Tips for creating Streams applications

Edit me

This document is a work in progress.

You have an idea of what your application should do, e.g. “Detect when a moving bus passes the known points of interest and send any alerts to the bus”.

How should you design your application?

First, recall the Streams application pattern:

All Streams applications have this basic pattern: ingest the data, filter/discard any data that is uninteresting or erroneous. Next, analyze or process the data and act on the results.

Each stage in the diagram above is handled by one or more operators.

For example, an application called BusAlerts tracks public transit vehicles as the vehicles move around the city. The buses periodically report their location. When a bus is near an area with a point of interest (POI), the application detects this and sends an alert.

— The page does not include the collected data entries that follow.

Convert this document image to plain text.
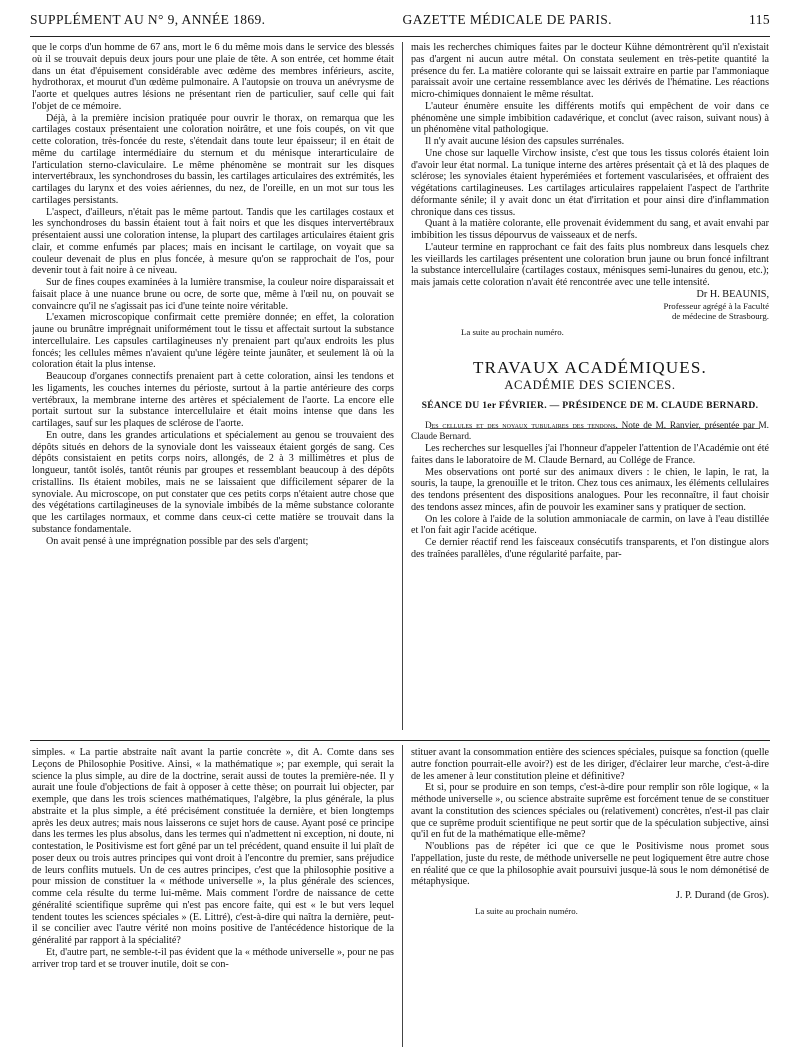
SUPPLÉMENT AU N° 9, ANNÉE 1869.	GAZETTE MÉDICALE DE PARIS.	115

que le corps d'un homme de 67 ans, mort le 6 du même mois dans le service des blessés où il se trouvait depuis deux jours pour une plaie de tête. A son entrée, cet homme était dans un état d'épuisement considérable avec œdème des membres inférieurs, ascite, hydrothorax, et mourut d'un œdème pulmonaire. A l'autopsie on trouva un anévrysme de l'aorte et quelques autres lésions ne présentant rien de particulier, sauf celle qui fait l'objet de ce mémoire.

Déjà, à la première incision pratiquée pour ouvrir le thorax, on remarqua que les cartilages costaux présentaient une coloration noirâtre, et une fois coupés, on vit que cette coloration, très-foncée du reste, s'étendait dans toute leur épaisseur; il en était de même du cartilage intermédiaire du sternum et du ménisque interarticulaire de l'articulation sterno-claviculaire. Le même phénomène se montrait sur les disques intervertébraux, les synchondroses du bassin, les cartilages articulaires des extrémités, les cartilages du larynx et des voies aériennes, du nez, de l'oreille, en un mot sur tous les cartilages persistants.

L'aspect, d'ailleurs, n'était pas le même partout. Tandis que les cartilages costaux et les synchondroses du bassin étaient tout à fait noirs et que les disques intervertébraux présentaient aussi une coloration intense, la plupart des cartilages articulaires étaient gris clair, et comme enfumés par places; mais en incisant le cartilage, on voyait que sa couleur devenait de plus en plus foncée, à mesure qu'on se rapprochait de l'os, pour devenir tout à fait noire à ce niveau.

Sur de fines coupes examinées à la lumière transmise, la couleur noire disparaissait et faisait place à une nuance brune ou ocre, de sorte que, même à l'œil nu, on pouvait se convaincre qu'il ne s'agissait pas ici d'une teinte noire véritable.

L'examen microscopique confirmait cette première donnée; en effet, la coloration jaune ou brunâtre imprégnait uniformément tout le tissu et affectait surtout la substance intercellulaire. Les capsules cartilagineuses n'y prenaient part qu'aux endroits les plus foncés; les cellules mêmes n'avaient qu'une légère teinte jaunâter, et seulement là où la coloration était la plus intense.

Beaucoup d'organes connectifs prenaient part à cette coloration, ainsi les tendons et les ligaments, les couches internes du périoste, surtout à la partie antérieure des corps vertébraux, la membrane interne des artères et spécialement de l'aorte. La encore elle portait surtout sur la substance intercellulaire et était moins intense que dans les cartilages, sauf sur les plaques de sclérose de l'aorte.

En outre, dans les grandes articulations et spécialement au genou se trouvaient des dépôts situés en dehors de la synoviale dont les vaisseaux étaient gorgés de sang. Ces dépôts consistaient en petits corps noirs, allongés, de 2 à 3 millimètres et plus de longueur, tantôt isolés, tantôt réunis par groupes et ressemblant beaucoup à des dépôts cristallins. Ils étaient mobiles, mais ne se laissaient que difficilement séparer de la synoviale. Au microscope, on put constater que ces petits corps n'étaient autre chose que des végétations cartilagineuses de la synoviale imbibés de la même substance colorante que les cartilages normaux, et comme dans ceux-ci cette matière se trouvait dans la substance fondamentale.

On avait pensé à une imprégnation possible par des sels d'argent;

mais les recherches chimiques faites par le docteur Kühne démontrèrent qu'il n'existait pas d'argent ni aucun autre métal. On constata seulement en très-petite quantité la présence du fer. La matière colorante qui se laissait extraire en partie par l'ammoniaque paraissait avoir une certaine ressemblance avec les dérivés de l'hématine. Les réactions micro-chimiques donnaient le même résultat.

L'auteur énumère ensuite les différents motifs qui empêchent de voir dans ce phénomène une simple imbibition cadavérique, et conclut (avec raison, suivant nous) à un phénomène vital pathologique.

Il n'y avait aucune lésion des capsules surrénales.

Une chose sur laquelle Virchow insiste, c'est que tous les tissus colorés étaient loin d'avoir leur état normal. La tunique interne des artères présentait çà et là des plaques de sclérose; les synoviales étaient hyperémiées et fortement vascularisées, et offraient des végétations cartilagineuses. Les cartilages articulaires rappelaient l'aspect de l'arthrite déformante sénile; il y avait donc un état d'irritation et pour ainsi dire d'inflammation chronique dans ces tissus.

Quant à la matière colorante, elle provenait évidemment du sang, et avait envahi par imbibition les tissus dépourvus de vaisseaux et de nerfs.

L'auteur termine en rapprochant ce fait des faits plus nombreux dans lesquels chez les vieillards les cartilages présentent une coloration brun jaune ou brun foncé infiltrant la substance intercellulaire (cartilages costaux, ménisques semi-lunaires du genou, etc.); mais jamais cette coloration n'avait été rencontrée avec une telle intensité.

Dr H. BEAUNIS,

Professeur agrégé à la Faculté

de médecine de Strasbourg.

La suite au prochain numéro.

TRAVAUX ACADÉMIQUES.
ACADÉMIE DES SCIENCES.
SÉANCE DU 1er FÉVRIER. — PRÉSIDENCE DE M. CLAUDE BERNARD.

Des cellules et des noyaux tubulaires des tendons. Note de M. Ranvier, présentée par M. Claude Bernard.

Les recherches sur lesquelles j'ai l'honneur d'appeler l'attention de l'Académie ont été faites dans le laboratoire de M. Claude Bernard, au Collége de France.

Mes observations ont porté sur des animaux divers : le chien, le lapin, le rat, la souris, la taupe, la grenouille et le triton. Chez tous ces animaux, les éléments cellulaires des tendons présentent des dispositions analogues. Pour les reconnaître, il faut choisir des tendons assez minces, afin de pouvoir les examiner sans y pratiquer de section.

On les colore à l'aide de la solution ammoniacale de carmin, on lave à l'eau distillée et l'on fait agir l'acide acétique.

Ce dernier réactif rend les faisceaux consécutifs transparents, et l'on distingue alors des traînées parallèles, d'une régularité parfaite, par-

simples. « La partie abstraite naît avant la partie concrète », dit A. Comte dans ses Leçons de Philosophie Positive. Ainsi, « la mathématique »; par exemple, qui serait la science la plus simple, au dire de la doctrine, serait aussi de toutes la première-née. Il y aurait une foule d'objections de fait à opposer à cette thèse; on pourrait lui objecter, par exemple, que dans les trois sciences mathématiques, l'algèbre, la plus générale, la plus abstraite et la plus simple, a été précisément constituée la dernière, et bien longtemps après les deux autres; mais nous laisserons ce sujet hors de cause. Ayant posé ce principe dans les termes les plus absolus, dans les termes qui n'admettent ni exception, ni doute, ni contestation, le Positivisme est fort gêné par un tel précédent, quand ensuite il lui plaît de poser deux ou trois autres principes qui vont droit à l'encontre du premier, sans préjudice de leurs conflits mutuels. Un de ces autres principes, c'est que la philosophie positive a pour mission de constituer la « méthode universelle », la plus générale des sciences, comme cela résulte du terme lui-même. Mais comment l'ordre de naissance de cette généralité scientifique suprême qui n'est pas encore faite, qui est « le but vers lequel tendent toutes les sciences spéciales » (E. Littré), c'est-à-dire qui naîtra la dernière, peut-il se concilier avec l'autre vérité non moins positive de l'antécédence historique de la généralité par rapport à la spécialité?

Et, d'autre part, ne semble-t-il pas évident que la « méthode universelle », pour ne pas arriver trop tard et se trouver inutile, doit se con-

stituer avant la consommation entière des sciences spéciales, puisque sa fonction (quelle autre fonction pourrait-elle avoir?) est de les diriger, d'éclairer leur marche, c'est-à-dire de les amener à leur constitution pleine et définitive?

Et si, pour se produire en son temps, c'est-à-dire pour remplir son rôle logique, « la méthode universelle », ou science abstraite suprême est forcément tenue de se constituer avant la constitution des sciences spéciales ou (relativement) concrètes, n'est-il pas clair que ce suprême produit scientifique ne peut sortir que de la spéculation subjective, ainsi qu'il en fut de la mathématique elle-même?

N'oublions pas de répéter ici que ce que le Positivisme nous promet sous l'appellation, juste du reste, de méthode universelle ne peut logiquement être autre chose en réalité que ce que la philosophie avait poursuivi jusque-là sous le nom démonétisé de métaphysique.

J. P. Durand (de Gros).

La suite au prochain numéro.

For example, if a bus comes within 1km of the Golden Gate Bridge in San Francisco, you want to display this message inside the bus: “Approaching Golden Gate Bridge, pedestrian bridge is closed.”

The BusAlerts application might be broken down into these phases:

The bus data is ingested, buses near POIs are detected, and then the alert is sent.

So, a good step is to try to break down your application into the various steps that will need to be carried out.

Build your application incrementally

To follow the above pattern, you should build your application incrementally.

Instead of adding all the operators at once, the best way to create your application is to do so in stages, starting small and progressively adding complexity.

  • Ingest the data and validate that the data you are working with is correct.

  • Then, add operator(s) to further refine the data, with validation again as the last step.

  • Add more complex analytics and logic

  • Incorporate reporting, alerts and visualization.

So let’s start with the first step in your streaming application, which is acquiring data for processing.

Acquiring input data

Since all Streams applications start with a data ingestion step, this is the first stage of your application.

If you do not yet have data to ingest, you can skip to the “generating sample data” section for a few tips on generating data for your application.

Pick a source operator

For a list of data sources and corresponding toolkits, see this article. That article also discusses what to do if you cannot find a toolkit for your data source.

Define the incoming schema and use it with the source operator

  1. Define the output schema that describes each incoming tuple:

    For example, a type for tuples representing information about a bus:

    type Bus = rstring id, rstring name, int32 id, timestamp last_seen, float32 latitude, float32 longitude;

  2. Data conversion

    If your data is in a different format, such as JSON or XML string, or a binary blob, it will need to be converted to Streams tuples.

    • JSON data: Use the JSONToTuple` operator to convert the JSON string to SPL tuples.

    • XML: Use the XMLParse operator to convert XML text to tuples.

    • Binary data: Parse operator converts data from blob type.

    • Apache Avro: AvroToJSON operator in the Avro toolkit

  3. Verify the data is correct. Create a small application that ingests the data and then prints it to console with a Custom operator.

    Example 1: no parsing needed

    //change this to match the tuples you expect

    type RawDataType = int32 id, rstring name, rstring timestamp;

     composite MyApp {
    
     graph
    
     stream<RawDataType> DataFromXYZ = XYZSource() {
    
     }
    
     () as DataPrinter = Custom(DataFromXYZ as port0) {
    
         logic
    
         onTuple port0: {
    
           printStringLn("New Tuple : " + ((rstring)(port0)));
    
         }
         }
    

The DataPrinter operator will almost always be more or less the same as shown above.

If you are not using the Streaming Analytics service and you have access to the local filesystem, you could also write the incoming data to a file using a FileSink and verify the output file’s contents.

Generating data

Sometimes you have to generate data to test your application.

  • Use a Beacon operator to generate data

  • More complex samples can be generated using a Custom operator. This example will create a stream called SampleData and will run until the application is terminated.

    stream<rstring id, float64 temp>  SampleData = Custom()
    {
        logic
            onProcess :
            {
                while (! isShutdown()) { //run indefinitely
                    // Randomly generate entities in Hong Kong
                    float64 maxTemp = 50.0;
                    float64 temperature = (random() * maxTemp);
                    float64 range = 100.0;
                    float64 randomNum = random();
                    rstring user_id = "User_" + ((rstring)((int32)(randomNum * range))) ;
                    // submit tuple
                    submit({ id = user_id, 
                            temp = temperature}, SampleData) ;
                    block(0.1) ; //wait 0.1 seconds before submitting a new tuple
                }
            }
    
    }
    

Where to find examples

  • Samples for most toolkits are included in the toolkit repository in the samples folder.

  • You can also search the Streams Samples catalog for examples. Click download zip to download the sample that you can import into Streams Studio or VSCode.

  • Search the Streams Community for articles and tutorials.